Iran has just launched its Khayyam satellite into orbit. The satellite was sent into space from the Moscow operated Baikonur Cosmodrome in Kazakhstan on Tuesday, utilizing a Soyuz 2.1 B rocket.
Iran says it will use imagery from Khayyam to monitor Iran's borders and improve the country's capabilities in the management and planning of agriculture, Natural Resources, Environmental issues, mining and natural disasters.
After all, Iran is surrounded by US bases and terrorists have preyed on Iran and entered its territory on numerous occasions to conduct terrorist operations on Iranian soil.
Contrary to claims made by Western media outlets, Tehran insists the Khayyam satellite is fully controlled by Iranian experts and technicians based inside Iran, as it has been, from the moment it was launched.
However, not everyone is happy about this satellite launch.
The US expressed anger at Iran's partnership with Russia and alleged that the aim of the satellite is spying, which Iran has categorically rejected as false.
The US suspects, preposterously, that the satellite would be used by Moscow to spy on troop movements in Ukraine, as if it does not have satellites of its own.
Iran resolute in its cooperation with Russia
Tehran has declared that it will continue the production of such satellites with Moscow adding that it is a great honor for Iranian technicians to work alongside, and learn from, Russian technicians who have more than six decades of invaluable experience in the field.
Yes, well, the US government of course is particularly concerned about this. It really, in many respects, it should have seen this coming, it should have seen cooperation between states that it has under attack coming.
But the arrogance, I think, of the US in particular, Washington in particular, blinds them to these sorts of developments.
They could ignore the fact, for example, that small states like Syria, like Cuba, were able to cooperate together.

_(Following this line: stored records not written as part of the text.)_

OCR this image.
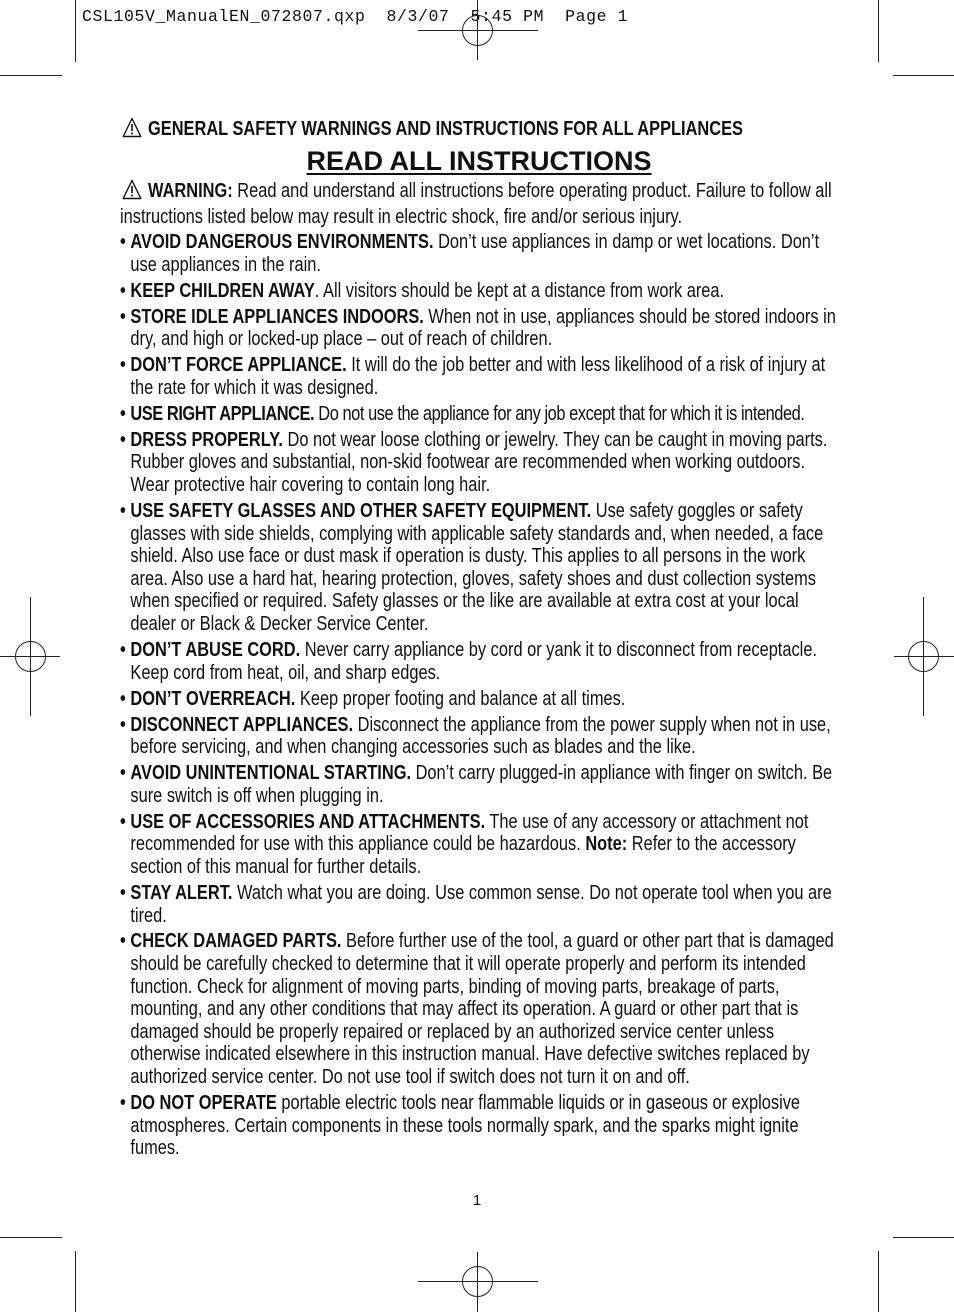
CSL105V_ManualEN_072807.qxp  8/3/07  5:45 PM  Page 1
GENERAL SAFETY WARNINGS AND INSTRUCTIONS FOR ALL APPLIANCES
READ ALL INSTRUCTIONS
WARNING: Read and understand all instructions before operating product. Failure to follow all instructions listed below may result in electric shock, fire and/or serious injury.
• AVOID DANGEROUS ENVIRONMENTS. Don’t use appliances in damp or wet locations. Don’t use appliances in the rain.
• KEEP CHILDREN AWAY. All visitors should be kept at a distance from work area.
• STORE IDLE APPLIANCES INDOORS. When not in use, appliances should be stored indoors in dry, and high or locked-up place – out of reach of children.
• DON’T FORCE APPLIANCE. It will do the job better and with less likelihood of a risk of injury at the rate for which it was designed.
• USE RIGHT APPLIANCE. Do not use the appliance for any job except that for which it is intended.
• DRESS PROPERLY. Do not wear loose clothing or jewelry. They can be caught in moving parts. Rubber gloves and substantial, non-skid footwear are recommended when working outdoors. Wear protective hair covering to contain long hair.
• USE SAFETY GLASSES AND OTHER SAFETY EQUIPMENT. Use safety goggles or safety glasses with side shields, complying with applicable safety standards and, when needed, a face shield. Also use face or dust mask if operation is dusty. This applies to all persons in the work area. Also use a hard hat, hearing protection, gloves, safety shoes and dust collection systems when specified or required. Safety glasses or the like are available at extra cost at your local dealer or Black & Decker Service Center.
• DON’T ABUSE CORD. Never carry appliance by cord or yank it to disconnect from receptacle. Keep cord from heat, oil, and sharp edges.
• DON’T OVERREACH. Keep proper footing and balance at all times.
• DISCONNECT APPLIANCES. Disconnect the appliance from the power supply when not in use, before servicing, and when changing accessories such as blades and the like.
• AVOID UNINTENTIONAL STARTING. Don’t carry plugged-in appliance with finger on switch. Be sure switch is off when plugging in.
• USE OF ACCESSORIES AND ATTACHMENTS. The use of any accessory or attachment not recommended for use with this appliance could be hazardous. Note: Refer to the accessory section of this manual for further details.
• STAY ALERT. Watch what you are doing. Use common sense. Do not operate tool when you are tired.
• CHECK DAMAGED PARTS. Before further use of the tool, a guard or other part that is damaged should be carefully checked to determine that it will operate properly and perform its intended function. Check for alignment of moving parts, binding of moving parts, breakage of parts, mounting, and any other conditions that may affect its operation. A guard or other part that is damaged should be properly repaired or replaced by an authorized service center unless otherwise indicated elsewhere in this instruction manual. Have defective switches replaced by authorized service center. Do not use tool if switch does not turn it on and off.
• DO NOT OPERATE portable electric tools near flammable liquids or in gaseous or explosive atmospheres. Certain components in these tools normally spark, and the sparks might ignite fumes.
1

But when large states like Iran and Russia cooperate together, there's the inevitability there's going to be new developments, which free those countries, those peoples, from the domination of the US.

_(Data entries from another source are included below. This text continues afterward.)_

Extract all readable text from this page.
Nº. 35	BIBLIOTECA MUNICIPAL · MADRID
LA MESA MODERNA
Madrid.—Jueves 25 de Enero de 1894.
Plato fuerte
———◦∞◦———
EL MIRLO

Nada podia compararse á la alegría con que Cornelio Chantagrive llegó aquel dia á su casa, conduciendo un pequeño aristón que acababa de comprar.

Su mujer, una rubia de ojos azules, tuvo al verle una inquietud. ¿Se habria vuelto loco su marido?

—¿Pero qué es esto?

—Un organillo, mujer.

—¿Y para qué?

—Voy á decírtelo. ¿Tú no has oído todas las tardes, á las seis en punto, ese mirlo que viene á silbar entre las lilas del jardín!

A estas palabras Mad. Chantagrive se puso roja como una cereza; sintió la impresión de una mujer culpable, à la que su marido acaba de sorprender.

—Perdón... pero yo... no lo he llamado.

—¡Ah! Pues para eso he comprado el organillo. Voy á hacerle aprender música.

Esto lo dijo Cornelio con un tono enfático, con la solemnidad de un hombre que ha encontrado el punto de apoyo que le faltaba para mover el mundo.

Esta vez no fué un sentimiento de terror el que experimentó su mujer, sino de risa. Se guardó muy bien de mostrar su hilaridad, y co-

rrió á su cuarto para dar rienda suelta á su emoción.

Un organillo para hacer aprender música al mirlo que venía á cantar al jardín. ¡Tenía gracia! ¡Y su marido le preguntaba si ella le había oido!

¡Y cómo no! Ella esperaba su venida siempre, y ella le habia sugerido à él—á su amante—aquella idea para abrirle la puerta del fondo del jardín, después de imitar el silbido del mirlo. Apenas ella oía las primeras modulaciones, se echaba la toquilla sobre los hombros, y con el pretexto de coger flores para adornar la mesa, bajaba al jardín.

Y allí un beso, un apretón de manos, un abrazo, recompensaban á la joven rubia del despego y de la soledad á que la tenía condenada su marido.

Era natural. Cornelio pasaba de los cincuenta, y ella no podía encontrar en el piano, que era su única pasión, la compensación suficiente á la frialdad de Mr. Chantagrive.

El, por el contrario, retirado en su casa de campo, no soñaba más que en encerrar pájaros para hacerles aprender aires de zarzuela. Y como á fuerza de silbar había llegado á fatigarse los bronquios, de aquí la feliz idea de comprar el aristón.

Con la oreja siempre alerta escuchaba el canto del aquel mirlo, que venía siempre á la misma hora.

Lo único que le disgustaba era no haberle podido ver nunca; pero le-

Tim Anderson, Centre for Counter-Hegemonic Studies
The successful launch of the Khayyam satellite has been hailed as "an important milestone in Russian Iranian bilateral cooperation that paves the way for implementing new joint projects".
This has ushered in what Iran has described as a strategic aerospace cooperation between Tehran and Moscow.
Russia now says it is open to cooperation in the field of space exploration with all interested countries and partners, specifically Iran.
The launch is also seen as a major achievement for Iran despite being burdened by severe Western sanctions.
Okay, so it's very important, the cooperation between Iran and Russia in satellite technology is very important because it shows a cooperation between large states with great capacity, which are both under economic blockade by Washington in particular, I would say Washington, rather than the West, because really there are some mixed feelings in some parts of other Western countries, but certainly, Washington is very jealous of any sort of independent achievement by Iran, or Russia.
Tim Anderson, Centre for Counter-Hegemonic Studies
Western sanctions cannot stop Iranian scientific progress
Iranian President, Ibrahim Raeisi, has said that the successful launch of the satellite is a great achievement for Iran, which comes as Iran has made significant achievements in science and technology in recent years.
Earlier this year, Iran's Islamic Revolution Guards Corps (IRGC) Aerospace Force launched a second homegrown satellite into a low Earth orbit nearly two years after the launch of its first military satellite. The IRGC successfully put Noor II or Light II into orbit on March the eighth 2022.
Iran has already mastered the technology to build remote sensing satellites with an image resolution of five to 10 meters and can inject up to 50 kilogram packages into an orbit of 500 kilometers.
But Khayyam has a much more precise resolution of one meter. Iran aims to achieve the technology to put a 100 kilogram satellite into the 500 Kilometer orbit by next year.